I am trying to scrape Hockey Reference for a Data Science 101 project. I am running into issues with a particular table. The webpage is:https://www.hockey-reference.com/boxscores/201611090BUF.html. The desired table is under the "Advanced Stats Report (All Situations)". I have tried the following code:
url="https://www.hockey-reference.com/boxscores/201611090BUF.html"
ret <- url %>%
read_html()%>%
html_nodes(xpath='//*[contains(concat( " ", @class, " " ), concat( " ", "right", " " ))]') %>%
html_text()
This code scrapes all data from the tables above, but stops before the advanced table. I have also tried to get more granular with:
url="https://www.hockey-reference.com/boxscores/201611090BUF.html"
ret <- url %>%
read_html()%>%
html_nodes(xpath='//*[(@id = "OTT_adv")]//*[contains(concat( " ", @class, " " ), concat( " ", "right", " " ))]') %>%
html_text()
which produces a "character(0)" messsage. Any and all help would be appreciated..if its not already clear, I'm fairly new to R. Thanks!

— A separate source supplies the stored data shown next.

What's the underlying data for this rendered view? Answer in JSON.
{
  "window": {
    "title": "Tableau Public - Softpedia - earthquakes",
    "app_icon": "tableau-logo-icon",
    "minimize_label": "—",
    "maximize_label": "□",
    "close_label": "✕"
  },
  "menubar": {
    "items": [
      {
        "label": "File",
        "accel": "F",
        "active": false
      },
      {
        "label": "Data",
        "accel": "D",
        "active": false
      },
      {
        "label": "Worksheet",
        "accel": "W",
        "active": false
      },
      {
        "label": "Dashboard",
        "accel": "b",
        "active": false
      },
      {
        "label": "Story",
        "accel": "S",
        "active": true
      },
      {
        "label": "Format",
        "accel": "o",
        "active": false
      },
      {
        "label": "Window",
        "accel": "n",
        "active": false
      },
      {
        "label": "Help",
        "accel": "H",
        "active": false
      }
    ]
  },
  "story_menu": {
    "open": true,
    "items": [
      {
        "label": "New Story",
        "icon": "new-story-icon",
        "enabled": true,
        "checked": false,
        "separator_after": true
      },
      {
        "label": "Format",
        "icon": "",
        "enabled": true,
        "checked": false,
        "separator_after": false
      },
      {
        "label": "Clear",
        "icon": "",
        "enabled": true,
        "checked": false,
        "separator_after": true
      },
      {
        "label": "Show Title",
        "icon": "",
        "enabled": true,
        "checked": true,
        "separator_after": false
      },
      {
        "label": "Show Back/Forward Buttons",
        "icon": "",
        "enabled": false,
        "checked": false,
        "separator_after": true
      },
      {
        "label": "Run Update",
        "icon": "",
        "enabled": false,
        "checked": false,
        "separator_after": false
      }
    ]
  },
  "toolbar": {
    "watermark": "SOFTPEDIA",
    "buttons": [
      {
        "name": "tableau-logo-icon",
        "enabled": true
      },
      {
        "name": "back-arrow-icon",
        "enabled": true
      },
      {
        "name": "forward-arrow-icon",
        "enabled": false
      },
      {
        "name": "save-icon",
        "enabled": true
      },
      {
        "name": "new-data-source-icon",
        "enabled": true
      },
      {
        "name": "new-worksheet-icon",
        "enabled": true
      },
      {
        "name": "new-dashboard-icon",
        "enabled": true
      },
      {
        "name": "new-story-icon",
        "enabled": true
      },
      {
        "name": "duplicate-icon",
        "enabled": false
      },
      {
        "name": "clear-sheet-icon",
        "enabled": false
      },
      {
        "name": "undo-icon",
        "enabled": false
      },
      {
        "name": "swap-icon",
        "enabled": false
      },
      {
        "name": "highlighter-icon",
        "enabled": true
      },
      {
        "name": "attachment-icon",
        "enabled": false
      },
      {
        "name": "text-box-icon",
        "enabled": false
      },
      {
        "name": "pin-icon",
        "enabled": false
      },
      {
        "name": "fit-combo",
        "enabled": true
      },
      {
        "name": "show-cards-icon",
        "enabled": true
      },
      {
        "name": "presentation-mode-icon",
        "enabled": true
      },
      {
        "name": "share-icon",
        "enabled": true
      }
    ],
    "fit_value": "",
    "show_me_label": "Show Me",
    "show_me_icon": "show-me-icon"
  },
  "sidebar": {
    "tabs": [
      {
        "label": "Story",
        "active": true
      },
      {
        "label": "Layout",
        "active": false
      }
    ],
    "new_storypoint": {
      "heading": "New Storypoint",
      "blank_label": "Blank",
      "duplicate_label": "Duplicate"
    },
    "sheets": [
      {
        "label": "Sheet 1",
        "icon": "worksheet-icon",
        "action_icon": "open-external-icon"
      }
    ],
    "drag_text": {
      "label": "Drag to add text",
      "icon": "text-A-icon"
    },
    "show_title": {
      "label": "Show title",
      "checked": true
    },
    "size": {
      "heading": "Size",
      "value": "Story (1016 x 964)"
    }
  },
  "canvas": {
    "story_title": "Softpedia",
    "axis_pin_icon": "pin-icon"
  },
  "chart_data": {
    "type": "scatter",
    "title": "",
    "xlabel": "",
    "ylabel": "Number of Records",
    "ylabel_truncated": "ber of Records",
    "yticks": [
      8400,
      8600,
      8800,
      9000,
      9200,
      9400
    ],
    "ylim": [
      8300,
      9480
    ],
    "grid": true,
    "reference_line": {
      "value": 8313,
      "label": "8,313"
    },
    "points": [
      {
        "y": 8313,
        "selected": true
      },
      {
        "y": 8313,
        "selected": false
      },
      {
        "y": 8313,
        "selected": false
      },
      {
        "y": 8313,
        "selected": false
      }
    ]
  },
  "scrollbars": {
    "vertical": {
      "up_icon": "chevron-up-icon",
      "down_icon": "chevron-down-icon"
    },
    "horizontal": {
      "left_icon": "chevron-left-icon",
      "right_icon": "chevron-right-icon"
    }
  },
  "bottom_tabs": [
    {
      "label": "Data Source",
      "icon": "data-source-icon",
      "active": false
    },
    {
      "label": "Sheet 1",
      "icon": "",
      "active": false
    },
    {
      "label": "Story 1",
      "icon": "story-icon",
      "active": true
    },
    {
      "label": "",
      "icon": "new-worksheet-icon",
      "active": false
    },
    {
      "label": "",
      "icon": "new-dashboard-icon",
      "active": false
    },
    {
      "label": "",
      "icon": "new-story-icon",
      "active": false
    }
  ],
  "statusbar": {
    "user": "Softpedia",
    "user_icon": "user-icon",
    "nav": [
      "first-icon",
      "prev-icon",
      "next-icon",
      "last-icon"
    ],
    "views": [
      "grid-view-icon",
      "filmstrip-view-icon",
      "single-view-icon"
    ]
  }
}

The information you are trying to grab is hidden as a comment on the web page. Here is a solution that needs some work to clean up your final results:
library(rvest)
url="https://www.hockey-reference.com/boxscores/201611090BUF.html"
page<-read_html(url) # parse html
commentedNodes<-page %>%
html_nodes('div.section_wrapper') %>% # select node with comment
html_nodes(xpath = 'comment()') # select comments within node
#there are multiple (3) nodes containing comments
#chose the 2 via trial and error
output<-commentedNodes[2] %>%
html_text() %>% # return contents as text
read_html() %>% # parse text as html
html_elements('table') %>% # select table node
html_table() # parse table and return data.frame # parse table and return data.frame
Output will be a list of 2 elements, one for each table. The player names and stats are repeated multiple times of each option available, thus you will need to clean up this data for your final purpose.